Two trends have dominated San Diego’s restaurant scene over the last few years, both equally notable: 1) Baja cuisine, and 2) healthy gourmet. Healthy gourmet is a concept far past its estimated arrival time. America is chubby, a little sick. Our foods—salted, buttered, sourced from farms and ranches that put all kinds of crap (hormones, pesticides) into their products—are a big part of the reason. That’s why concepts like True Food Kitchen and Tender Greens have seen such extraordinary growth. Joe Diner is wiser, more self-aware these days—especially in Southern California—and his sweatpants collection too robust.

Along those lines comes Café Gratitude, a 100% organic, plant-based (vegetarian and vegan), healthy, seasonal restaurant. It’s landing in Little Italy’s new Broadstone building (1980 Kettner Blvd.). The concept started in the Bay Area in 2004, but really took off in L.A. Many famous people eat at their two L.A. locations (Venice, Arts District) to maintain their famous minds, bodies and spirits. San Diego-based singer-songwriter—and organic farmer and health food junkie—Jason Mraz is one of the main investors, and a reason Gratitude chose San Diego for expansion.

The dishes are all named after life affirmations: “Open-Hearted” buckwheat-flax pancakes, the “Fortified” veggie bowl, the “Humble” curry bowl. It’s yoga for your mouth, basically.

New age jokes now cease. Exec chef Dreux Ellis’s menu is breakfast, lunch and dinner. Breakfast has items like those pancakes, sprouted oatmeal  (with berries and cashew crème fraiche), tempeh scramble, gluten-free French toast, crepes, and assorted baked goods (a gluten-free cinnamon roll made with flax eggs). Plus Stumptown coffee, almond-milk lattes, smoothies, etc. Lunch starts their all-day menu, which has bruschetta (with basil-hemp seed pesto), coconut ceviche tostada (with cashew queso fresco), plus sandwiches, wraps, and entrees (noodle dishes, pasta, bowls, etc.). Finally, dinner is the all-day menu plus special dinner-only entrees like cold ramen noodle salad (gluten-free noodles, housemade kimchee, creamy almond-tamari dressing), ancient grain pizza (einkorn and kamut flatbread) and asparagus risotto (with brazil-nut parmesan).

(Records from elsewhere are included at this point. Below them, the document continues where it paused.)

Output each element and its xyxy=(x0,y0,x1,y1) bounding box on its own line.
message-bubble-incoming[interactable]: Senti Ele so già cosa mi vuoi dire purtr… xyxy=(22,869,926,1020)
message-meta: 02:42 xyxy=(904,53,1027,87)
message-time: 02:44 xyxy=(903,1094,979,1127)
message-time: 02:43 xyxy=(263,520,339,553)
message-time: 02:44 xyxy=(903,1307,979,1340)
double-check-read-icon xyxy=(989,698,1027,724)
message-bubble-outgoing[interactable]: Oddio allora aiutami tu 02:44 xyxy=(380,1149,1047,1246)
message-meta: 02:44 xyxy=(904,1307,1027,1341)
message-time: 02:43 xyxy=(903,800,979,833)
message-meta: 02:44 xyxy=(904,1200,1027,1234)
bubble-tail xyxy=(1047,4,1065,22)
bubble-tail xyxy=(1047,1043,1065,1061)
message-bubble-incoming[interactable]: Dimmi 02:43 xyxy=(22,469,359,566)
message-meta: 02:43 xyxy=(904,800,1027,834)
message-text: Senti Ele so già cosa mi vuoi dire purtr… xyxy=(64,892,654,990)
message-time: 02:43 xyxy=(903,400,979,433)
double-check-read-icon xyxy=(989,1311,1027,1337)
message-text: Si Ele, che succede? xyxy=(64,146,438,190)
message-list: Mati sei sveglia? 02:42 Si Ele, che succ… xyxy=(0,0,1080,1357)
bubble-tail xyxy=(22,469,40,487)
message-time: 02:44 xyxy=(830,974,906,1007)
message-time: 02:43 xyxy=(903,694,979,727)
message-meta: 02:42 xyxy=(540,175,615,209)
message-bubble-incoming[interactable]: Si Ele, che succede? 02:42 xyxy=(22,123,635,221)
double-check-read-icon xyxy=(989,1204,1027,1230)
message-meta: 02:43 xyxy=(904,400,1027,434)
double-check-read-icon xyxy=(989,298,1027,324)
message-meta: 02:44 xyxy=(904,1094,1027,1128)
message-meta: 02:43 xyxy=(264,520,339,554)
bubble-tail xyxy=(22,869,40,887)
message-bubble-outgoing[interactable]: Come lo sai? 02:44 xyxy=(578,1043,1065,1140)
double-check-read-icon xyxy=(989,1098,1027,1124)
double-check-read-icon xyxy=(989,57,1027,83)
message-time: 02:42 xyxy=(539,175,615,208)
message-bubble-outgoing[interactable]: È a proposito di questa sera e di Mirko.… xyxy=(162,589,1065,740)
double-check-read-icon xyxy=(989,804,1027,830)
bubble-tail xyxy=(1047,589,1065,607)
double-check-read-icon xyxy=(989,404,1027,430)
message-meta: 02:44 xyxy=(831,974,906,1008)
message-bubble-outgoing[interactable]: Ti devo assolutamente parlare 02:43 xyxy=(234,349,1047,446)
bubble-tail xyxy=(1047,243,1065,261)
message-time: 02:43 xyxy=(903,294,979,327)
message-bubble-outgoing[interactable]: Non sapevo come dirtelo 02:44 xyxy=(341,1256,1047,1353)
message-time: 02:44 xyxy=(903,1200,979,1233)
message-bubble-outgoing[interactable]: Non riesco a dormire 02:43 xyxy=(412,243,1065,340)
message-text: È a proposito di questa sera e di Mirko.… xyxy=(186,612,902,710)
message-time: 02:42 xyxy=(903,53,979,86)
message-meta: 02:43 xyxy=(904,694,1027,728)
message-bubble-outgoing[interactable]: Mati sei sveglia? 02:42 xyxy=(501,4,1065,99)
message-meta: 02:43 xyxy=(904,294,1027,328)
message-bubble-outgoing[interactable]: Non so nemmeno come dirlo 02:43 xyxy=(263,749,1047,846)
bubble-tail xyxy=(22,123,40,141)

There will be desserts. There will be a juice cleanse program. And organic beers and wines to pair with meals.

San Diego’s dining scene is perfectly primed for Gratitude’s brand of nom-nom-namaste (apologies). If execution is right, this should be an insanely successful venture for all hippies involved. And I still maintain: The first restaurant to take over a drive-thru and serve healthy gourmet items will become bazillionaires.

As for design, well we’ve got the first known photos in the universe below. It was designed by Café Gratitude CEO Lisa Bonbright and designer Wendy Haworth. The idea? Keep it as calm, clean and relaxing as possible, with art flourishes (handmade tiles by Fireclay, custom-colored cement tile from Clé, and a large custom macramé by Free Creatures). Please enjoy the First Look.

Café Gratitude opens the morning of Wednesday, July 29.